Security News > 2021 > December > Researchers Detail How Pakistani Hackers Targeting Indian and Afghan Governments

Researchers Detail How Pakistani Hackers Targeting Indian and Afghan Governments
2021-12-03 05:54

A Pakistani threat actor successfully socially engineered a number of ministries in Afghanistan and a shared government computer in India to steal sensitive Google, Twitter, and Facebook credentials from its targets and stealthily obtain access to government portals.

Malwarebytes' latest findings go into detail about the new tactics and tools adopted by the APT group known as SideCopy, which is so-called because of its attempts to mimic the infection chains associated with another group tracked as SideWinder and mislead attribution.

"The lures used by SideCopy APT are usually archive files that have embedded one of these files: LNK, Microsoft Publisher or Trojanized Applications," Malwarebytes researcher Hossein Jazi said, adding the embedded files are tailored to target government and military officials based in Afghanistan and India.

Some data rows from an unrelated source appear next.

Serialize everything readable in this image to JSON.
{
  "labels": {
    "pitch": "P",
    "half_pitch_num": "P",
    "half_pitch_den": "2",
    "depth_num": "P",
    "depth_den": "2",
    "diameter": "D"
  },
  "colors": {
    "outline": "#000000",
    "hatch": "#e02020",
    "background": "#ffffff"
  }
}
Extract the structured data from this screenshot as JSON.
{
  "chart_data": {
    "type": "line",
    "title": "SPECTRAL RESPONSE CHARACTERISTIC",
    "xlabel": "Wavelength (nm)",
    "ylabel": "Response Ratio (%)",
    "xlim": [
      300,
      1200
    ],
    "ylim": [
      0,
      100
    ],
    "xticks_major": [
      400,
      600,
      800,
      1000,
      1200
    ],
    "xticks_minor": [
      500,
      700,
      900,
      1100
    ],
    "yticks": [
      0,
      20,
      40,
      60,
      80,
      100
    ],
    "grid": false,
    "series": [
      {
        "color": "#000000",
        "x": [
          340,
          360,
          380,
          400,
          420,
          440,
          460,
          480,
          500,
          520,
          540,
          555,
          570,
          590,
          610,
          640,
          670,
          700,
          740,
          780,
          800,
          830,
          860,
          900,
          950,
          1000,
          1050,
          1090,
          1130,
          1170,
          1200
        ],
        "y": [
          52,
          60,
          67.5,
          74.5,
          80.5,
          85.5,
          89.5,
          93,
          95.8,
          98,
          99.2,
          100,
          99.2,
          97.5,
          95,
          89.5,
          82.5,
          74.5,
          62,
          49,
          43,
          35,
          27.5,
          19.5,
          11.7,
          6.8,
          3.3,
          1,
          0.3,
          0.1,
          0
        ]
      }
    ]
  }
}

The revelation comes close on the heels of disclosures that Meta took steps to block malicious activities carried out by the group on its platform by using romantic lures to compromise individuals with ties to the Afghan government, military, and law enforcement in Kabul.

The cyber espionage campaign observed by Malwarebytes involves the target opening the lure document, leading to the execution of a loader that's used to drop a next-stage remote access trojan called ActionRAT, which is capable of uploading files, executing commands received from a server, and even download more payloads.

Then earlier this July, Cisco Talos researchers exposed the hacking group's myriad infection chains delivering bespoke and commodity remote access trojans such as CetaRAT, Allakore, and njRAT in what they called an expansion of malware campaigns targeting entities in India.